Найдите IVD в позвонках, мягко перемещая сегменты движения, затем определите местоположение пластины роста, коснувшись и найдя выпуклую сторону костной концевой пластины. Охладите лезвие ленточной пилы раствором Рингера и используйте его, чтобы сделать два параллельных разреза в ростовой пластине IVD, по одному с каждой стороны. Переложите IVD в чистую чашку Петри с чистой марлей, смочещенной раствором Рингера.
Соскоблите тело позвонка и пластину роста с помощью лезвия скальпеля, оставив торцевую пластину нетронутой. Расположите две поверхности ровно и параллельно для процедуры загрузки и переложите соскобленные IVD в свежую чашку Петри с марлей, смочещенной раствором Рингера. Измерьте высоту и диаметр диска с помощью суппорта, затем очистите сгустки крови в кости позвонков раствором Рингера с помощью струйной системы промывки.
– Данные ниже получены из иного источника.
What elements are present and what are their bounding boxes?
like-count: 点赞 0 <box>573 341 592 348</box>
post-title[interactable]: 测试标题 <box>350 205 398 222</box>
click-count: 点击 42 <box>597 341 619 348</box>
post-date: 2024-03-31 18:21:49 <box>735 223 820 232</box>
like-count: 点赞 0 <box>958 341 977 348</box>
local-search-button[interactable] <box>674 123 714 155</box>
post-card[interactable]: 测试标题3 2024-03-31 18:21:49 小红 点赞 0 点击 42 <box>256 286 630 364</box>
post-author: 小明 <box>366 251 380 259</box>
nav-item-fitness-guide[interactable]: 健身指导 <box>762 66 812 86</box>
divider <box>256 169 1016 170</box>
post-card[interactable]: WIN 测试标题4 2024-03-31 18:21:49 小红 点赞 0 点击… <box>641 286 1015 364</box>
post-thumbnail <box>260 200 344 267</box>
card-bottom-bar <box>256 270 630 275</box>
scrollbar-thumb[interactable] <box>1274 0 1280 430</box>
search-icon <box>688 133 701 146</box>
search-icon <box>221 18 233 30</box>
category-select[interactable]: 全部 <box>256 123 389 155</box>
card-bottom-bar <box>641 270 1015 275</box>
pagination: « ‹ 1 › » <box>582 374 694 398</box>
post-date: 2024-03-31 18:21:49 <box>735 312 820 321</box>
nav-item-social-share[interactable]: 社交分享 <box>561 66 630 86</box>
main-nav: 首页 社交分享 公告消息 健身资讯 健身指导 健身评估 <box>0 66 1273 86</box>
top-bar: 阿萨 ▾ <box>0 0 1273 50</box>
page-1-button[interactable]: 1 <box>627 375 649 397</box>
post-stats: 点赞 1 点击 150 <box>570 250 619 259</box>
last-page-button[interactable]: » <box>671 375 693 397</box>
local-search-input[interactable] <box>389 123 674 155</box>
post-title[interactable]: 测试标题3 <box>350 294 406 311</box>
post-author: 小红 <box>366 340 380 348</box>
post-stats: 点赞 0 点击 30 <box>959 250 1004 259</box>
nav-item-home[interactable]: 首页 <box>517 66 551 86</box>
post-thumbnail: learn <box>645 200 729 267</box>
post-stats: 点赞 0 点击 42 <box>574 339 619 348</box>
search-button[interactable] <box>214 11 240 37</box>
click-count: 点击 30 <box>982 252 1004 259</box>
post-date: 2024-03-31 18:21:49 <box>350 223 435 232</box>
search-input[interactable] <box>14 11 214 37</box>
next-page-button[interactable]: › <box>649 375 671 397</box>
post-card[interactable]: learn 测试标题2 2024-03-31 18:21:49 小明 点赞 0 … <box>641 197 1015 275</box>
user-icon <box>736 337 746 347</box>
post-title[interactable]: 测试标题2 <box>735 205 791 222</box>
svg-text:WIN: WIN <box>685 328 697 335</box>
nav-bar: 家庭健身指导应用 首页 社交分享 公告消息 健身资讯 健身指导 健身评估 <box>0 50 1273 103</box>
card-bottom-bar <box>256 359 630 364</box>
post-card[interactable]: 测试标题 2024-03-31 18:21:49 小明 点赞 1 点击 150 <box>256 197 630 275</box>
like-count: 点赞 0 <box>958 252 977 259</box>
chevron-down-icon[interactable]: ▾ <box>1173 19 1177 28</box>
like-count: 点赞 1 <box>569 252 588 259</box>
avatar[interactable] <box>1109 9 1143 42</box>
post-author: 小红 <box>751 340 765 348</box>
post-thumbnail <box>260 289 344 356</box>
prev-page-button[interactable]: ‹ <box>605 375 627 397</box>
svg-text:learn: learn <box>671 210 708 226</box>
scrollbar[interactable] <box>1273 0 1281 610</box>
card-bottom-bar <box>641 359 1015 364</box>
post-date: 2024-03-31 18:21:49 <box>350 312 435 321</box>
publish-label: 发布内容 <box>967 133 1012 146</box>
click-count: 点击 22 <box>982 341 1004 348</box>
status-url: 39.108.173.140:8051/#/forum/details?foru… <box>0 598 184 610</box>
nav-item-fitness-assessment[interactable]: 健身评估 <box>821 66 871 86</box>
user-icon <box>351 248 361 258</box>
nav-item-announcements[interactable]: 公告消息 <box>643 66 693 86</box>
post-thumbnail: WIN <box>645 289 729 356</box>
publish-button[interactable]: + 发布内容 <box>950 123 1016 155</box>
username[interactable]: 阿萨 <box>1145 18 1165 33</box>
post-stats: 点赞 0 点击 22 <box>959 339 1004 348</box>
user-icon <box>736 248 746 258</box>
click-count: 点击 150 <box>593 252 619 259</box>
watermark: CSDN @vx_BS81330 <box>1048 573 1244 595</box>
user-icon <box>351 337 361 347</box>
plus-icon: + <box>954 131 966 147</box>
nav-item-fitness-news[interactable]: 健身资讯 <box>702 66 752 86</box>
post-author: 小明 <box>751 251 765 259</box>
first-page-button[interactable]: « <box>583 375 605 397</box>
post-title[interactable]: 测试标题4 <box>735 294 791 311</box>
Дезинфицировать IVD в PBS и 10% пенициллин стрептомицин с встряхиванием в течение 15 минут. Смойте антибиотики высокой концентрации PBS и 1% пенициллина стрептомицина. Перенесите диски в IVD-камеры, содержащие пять миллилитров питательной среды IVD, и поместите их в систему биореактора с инкубатором при температуре 37 градусов Цельсия с влажностью 85% и 5% углекислого газа.
Культивируйте диски в течение четырех дней в системе биореактора, поддерживая различные условия нагрузки в соответствии с экспериментальными группами. В физиологической контрольной группе культивируйте IVD со средой с высоким содержанием глюкозы, используя протокол загрузки от 0,02 до 0,2 мегапаскаля и 0,2 герца в течение двух часов в день. В патологической группе культивируйте IVD с низкой глюкозной средой с использованием протокола нагрузки от 0,32 до 0,5 мегапаскалей и пяти герц в течение двух часов в день.
Между процедурами загрузки поместите IVD в шестистволочные пластины с семью миллилитрами питательной среды IVD для свободного восстановления отека. Ежедневно измеряйте высоту диска с помощью суппорта после периода свободного набухания и после динамической нагрузки в течение экспериментальной продолжительности. После первого динамического цикла загрузки в первый день непосредственно поместите IVD в чашку Петри в вертикальном положении и стабилизируем их пинцем.
Вводят рекомбинантный TNF-альфа с помощью инсулиновой иглы 30-го калибра медленно со скоростью примерно 70 микролитров в минуту в IVD патологической группы. После инъекции потяните шприц наполовину назад и потяните плунжер, чтобы создать вакуум, который предотвращает утечку впрыскиваемого раствора, а затем полностью извлеките шприц из IVD. Дегенеративная нагрузка в сочетании с ограниченным питанием и инъекцией TNF-альфа вызвала значительное увеличение экспрессии генов провоспалительных маркеров интерлейкина шести и интерлейкина восьми в ткани NP после четырех дней культивированием.
Высвобождение белка интерлейкина восемь в кондиционированную среду показало заметное увеличение патологической группы на второй и четвертый день. Снижение высоты диска после нагрузки было выше в патологической группе по сравнению с физиологической группой, а различия были более выражены через второй и третий дни по сравнению с первой, что свидетельствует о прогрессирующем эффекте дегенеративных и воспалительных состояний. Стандартизированный метод рассечения важен для воспроизводимых моделей культуры всего органа IVD.
Биореактор необходим для применения физиологических и дегенеративных нагрузок на IVD для моделирования различных биомеханических состояний in vivo. Этот метод может быть применен к эксплантам IVD человека, что имеет высокую клиническую значимость. Это новая доклиническая модель для разработки эффективных методов лечения на ранней стадии дегенерации диска.